# BFL 2011 schedule?



## OFCMAC351 (Oct 15, 2010)

I have checked the BFL/FLW website but have not been able to loacte the 2011 schedule. Does anyone have any special knowledge on this?


----------



## bigbass07 (Oct 15, 2010)

OFCMAC351 said:


> I have checked the BFL/FLW website but have not been able to loacte the 2011 schedule. Does anyone have any special knowledge on this?[/QUO
> they have not put it in stone yet but this is it as of now lanier march 5th, sinclair april 6th, eufaula may 5th, oconee june 11th and west point sept 17th / 18th


----------



## TOPDOGLRP (Oct 16, 2010)

*2011 bfl*

Right now, I have the BFL 2011 scheduled for Little River Park, Lake Sinclair on April 16, 2011.  POC is Anthony at 207-703-2388.


----------



## OFCMAC351 (Oct 17, 2010)

are these the schedules for the BFL Bulldog? Im sorry I didn't clarify that in my question.
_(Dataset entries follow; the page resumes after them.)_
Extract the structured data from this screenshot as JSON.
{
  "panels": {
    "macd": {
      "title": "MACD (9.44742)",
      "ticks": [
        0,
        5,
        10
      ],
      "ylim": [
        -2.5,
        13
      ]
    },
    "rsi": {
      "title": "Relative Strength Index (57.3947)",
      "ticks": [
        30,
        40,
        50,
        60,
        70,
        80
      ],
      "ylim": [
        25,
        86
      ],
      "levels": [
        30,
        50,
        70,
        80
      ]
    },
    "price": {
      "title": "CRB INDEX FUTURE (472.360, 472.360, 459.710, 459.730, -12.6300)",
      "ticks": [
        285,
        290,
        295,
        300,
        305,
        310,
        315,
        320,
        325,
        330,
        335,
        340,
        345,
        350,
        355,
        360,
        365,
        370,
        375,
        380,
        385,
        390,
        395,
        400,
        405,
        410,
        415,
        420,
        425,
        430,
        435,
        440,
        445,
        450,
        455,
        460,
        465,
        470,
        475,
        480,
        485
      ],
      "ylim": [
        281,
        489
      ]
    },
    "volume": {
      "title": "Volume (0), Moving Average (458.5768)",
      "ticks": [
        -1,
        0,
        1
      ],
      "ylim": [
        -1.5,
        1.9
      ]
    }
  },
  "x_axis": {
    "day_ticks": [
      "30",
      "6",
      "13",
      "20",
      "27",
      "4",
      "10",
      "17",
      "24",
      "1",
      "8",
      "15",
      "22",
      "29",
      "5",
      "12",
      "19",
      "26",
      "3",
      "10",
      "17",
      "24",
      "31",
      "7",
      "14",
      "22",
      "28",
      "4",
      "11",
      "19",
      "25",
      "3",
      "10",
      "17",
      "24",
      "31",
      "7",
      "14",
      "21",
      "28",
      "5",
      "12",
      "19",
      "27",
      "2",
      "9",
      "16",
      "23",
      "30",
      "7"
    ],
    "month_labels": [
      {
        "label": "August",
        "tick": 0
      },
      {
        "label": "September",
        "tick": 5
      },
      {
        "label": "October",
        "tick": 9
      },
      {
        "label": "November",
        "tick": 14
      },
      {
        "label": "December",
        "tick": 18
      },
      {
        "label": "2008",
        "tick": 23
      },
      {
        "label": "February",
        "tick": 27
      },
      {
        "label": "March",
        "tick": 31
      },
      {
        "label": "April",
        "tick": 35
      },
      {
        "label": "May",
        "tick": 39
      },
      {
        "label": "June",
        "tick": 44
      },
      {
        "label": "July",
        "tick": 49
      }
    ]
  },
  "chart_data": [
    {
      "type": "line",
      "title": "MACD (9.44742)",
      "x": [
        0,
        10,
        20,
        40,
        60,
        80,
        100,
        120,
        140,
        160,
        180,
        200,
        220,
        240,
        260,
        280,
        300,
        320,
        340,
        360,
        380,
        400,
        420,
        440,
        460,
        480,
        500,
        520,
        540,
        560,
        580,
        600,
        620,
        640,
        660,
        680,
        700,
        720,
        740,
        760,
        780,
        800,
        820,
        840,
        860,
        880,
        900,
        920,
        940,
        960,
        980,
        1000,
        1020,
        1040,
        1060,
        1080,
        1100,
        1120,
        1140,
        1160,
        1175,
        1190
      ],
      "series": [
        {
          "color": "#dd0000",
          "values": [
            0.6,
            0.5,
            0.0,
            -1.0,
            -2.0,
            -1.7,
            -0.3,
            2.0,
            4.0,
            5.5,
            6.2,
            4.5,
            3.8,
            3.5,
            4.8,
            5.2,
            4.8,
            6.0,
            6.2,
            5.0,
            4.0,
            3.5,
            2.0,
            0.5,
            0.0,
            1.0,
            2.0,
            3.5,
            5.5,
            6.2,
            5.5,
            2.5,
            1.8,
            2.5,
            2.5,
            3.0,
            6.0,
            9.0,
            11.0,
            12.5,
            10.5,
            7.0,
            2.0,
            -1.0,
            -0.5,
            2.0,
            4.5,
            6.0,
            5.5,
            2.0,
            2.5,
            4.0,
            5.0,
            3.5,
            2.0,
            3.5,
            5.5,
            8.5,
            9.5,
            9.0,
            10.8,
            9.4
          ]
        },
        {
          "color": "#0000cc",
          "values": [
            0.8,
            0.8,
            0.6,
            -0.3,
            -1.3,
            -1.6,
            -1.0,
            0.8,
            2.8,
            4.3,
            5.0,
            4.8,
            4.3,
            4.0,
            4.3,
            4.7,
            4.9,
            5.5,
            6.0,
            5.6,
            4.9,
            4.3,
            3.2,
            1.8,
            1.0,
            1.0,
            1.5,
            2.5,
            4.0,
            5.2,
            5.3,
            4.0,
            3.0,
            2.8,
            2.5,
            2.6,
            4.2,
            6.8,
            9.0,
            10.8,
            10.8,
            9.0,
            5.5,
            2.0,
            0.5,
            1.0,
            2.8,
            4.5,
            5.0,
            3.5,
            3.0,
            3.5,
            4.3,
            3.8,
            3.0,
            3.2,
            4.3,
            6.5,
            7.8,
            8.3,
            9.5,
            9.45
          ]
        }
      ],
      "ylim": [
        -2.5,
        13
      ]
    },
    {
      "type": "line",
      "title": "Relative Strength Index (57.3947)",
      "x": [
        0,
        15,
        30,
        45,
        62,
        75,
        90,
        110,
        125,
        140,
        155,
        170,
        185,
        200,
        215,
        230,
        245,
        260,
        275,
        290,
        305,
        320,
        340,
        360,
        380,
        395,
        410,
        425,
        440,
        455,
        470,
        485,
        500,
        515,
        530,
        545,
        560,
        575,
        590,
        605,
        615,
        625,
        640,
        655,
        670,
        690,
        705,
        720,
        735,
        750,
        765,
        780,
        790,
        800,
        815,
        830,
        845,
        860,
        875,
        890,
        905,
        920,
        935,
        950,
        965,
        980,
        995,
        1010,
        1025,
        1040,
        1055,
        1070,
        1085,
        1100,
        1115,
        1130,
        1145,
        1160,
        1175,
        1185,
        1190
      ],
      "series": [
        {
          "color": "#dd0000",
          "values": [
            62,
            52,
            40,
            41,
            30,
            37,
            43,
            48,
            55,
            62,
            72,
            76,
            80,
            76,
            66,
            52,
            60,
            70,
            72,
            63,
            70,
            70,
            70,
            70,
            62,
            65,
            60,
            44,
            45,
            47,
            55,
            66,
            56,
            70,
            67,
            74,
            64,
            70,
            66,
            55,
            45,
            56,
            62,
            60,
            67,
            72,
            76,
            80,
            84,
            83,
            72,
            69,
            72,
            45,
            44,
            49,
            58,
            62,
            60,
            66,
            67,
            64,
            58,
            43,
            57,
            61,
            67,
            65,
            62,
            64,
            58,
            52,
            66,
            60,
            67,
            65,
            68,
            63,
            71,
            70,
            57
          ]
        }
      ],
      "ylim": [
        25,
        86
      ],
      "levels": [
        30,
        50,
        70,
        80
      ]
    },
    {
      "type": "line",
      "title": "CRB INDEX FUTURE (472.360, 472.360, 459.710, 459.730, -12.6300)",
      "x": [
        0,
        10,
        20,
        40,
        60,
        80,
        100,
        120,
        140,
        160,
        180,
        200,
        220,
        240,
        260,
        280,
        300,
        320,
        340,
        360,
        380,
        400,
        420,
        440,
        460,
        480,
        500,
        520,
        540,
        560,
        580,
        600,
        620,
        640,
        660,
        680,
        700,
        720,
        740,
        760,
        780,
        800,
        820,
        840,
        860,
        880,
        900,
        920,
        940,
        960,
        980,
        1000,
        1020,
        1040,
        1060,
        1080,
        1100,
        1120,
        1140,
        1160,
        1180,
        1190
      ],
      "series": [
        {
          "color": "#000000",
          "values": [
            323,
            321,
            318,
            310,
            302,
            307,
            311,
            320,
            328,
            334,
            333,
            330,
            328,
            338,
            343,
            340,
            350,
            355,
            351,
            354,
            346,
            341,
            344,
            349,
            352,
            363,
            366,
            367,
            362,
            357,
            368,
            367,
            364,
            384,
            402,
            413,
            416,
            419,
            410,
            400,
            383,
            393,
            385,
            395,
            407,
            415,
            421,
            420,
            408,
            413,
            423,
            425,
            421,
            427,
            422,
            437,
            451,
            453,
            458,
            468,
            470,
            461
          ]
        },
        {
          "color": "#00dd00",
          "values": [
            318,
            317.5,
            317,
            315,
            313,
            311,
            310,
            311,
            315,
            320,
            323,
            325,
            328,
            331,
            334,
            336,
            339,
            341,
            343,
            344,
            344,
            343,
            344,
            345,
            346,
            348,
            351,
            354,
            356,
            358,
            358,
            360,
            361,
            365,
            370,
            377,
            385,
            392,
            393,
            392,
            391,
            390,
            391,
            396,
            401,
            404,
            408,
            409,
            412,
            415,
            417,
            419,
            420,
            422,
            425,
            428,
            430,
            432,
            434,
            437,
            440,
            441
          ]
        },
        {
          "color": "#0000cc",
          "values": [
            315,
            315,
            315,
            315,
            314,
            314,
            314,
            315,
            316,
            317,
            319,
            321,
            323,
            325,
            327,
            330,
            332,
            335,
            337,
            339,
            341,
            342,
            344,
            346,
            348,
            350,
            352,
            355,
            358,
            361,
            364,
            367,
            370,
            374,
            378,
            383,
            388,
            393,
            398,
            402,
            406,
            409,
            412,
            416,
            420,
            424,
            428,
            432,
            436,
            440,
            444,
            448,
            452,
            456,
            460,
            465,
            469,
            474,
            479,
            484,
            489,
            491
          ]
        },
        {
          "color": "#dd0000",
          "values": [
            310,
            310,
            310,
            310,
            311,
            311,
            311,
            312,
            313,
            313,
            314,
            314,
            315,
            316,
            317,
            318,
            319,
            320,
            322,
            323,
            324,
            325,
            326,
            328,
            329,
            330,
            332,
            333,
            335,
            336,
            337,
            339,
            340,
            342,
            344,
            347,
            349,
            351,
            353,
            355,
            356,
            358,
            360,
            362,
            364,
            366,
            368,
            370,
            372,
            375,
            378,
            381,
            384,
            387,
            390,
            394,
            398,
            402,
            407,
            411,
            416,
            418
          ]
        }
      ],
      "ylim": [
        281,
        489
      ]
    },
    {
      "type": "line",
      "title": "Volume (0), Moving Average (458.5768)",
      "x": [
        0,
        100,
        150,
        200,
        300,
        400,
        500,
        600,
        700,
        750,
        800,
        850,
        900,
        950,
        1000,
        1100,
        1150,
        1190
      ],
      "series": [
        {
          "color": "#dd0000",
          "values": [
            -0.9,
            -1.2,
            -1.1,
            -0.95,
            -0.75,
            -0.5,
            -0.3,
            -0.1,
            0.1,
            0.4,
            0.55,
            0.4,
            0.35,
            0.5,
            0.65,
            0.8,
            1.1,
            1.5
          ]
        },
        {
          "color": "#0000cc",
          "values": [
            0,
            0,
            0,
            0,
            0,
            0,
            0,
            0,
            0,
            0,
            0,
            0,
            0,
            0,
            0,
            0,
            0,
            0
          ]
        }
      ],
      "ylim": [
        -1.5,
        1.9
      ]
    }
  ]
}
Im trying to plan out my next year. thanks. by the way how did u do today bigbass07?


----------



## bigbass07 (Oct 18, 2010)

yea they are for bulldog. if you need a boater to sign with let me know we got one. also got room to crash if you need.


----------



## bigbass07 (Oct 18, 2010)

finished 9th with 11.28 great gain on the points race in that trail all way from 16th to 4th less than 2# back.


----------



## OFCMAC351 (Oct 18, 2010)

awesome & thanks for the offers, i think Clay is gonna sign with but if he cant i'll let u know. and thanks for the offer to crash.


----------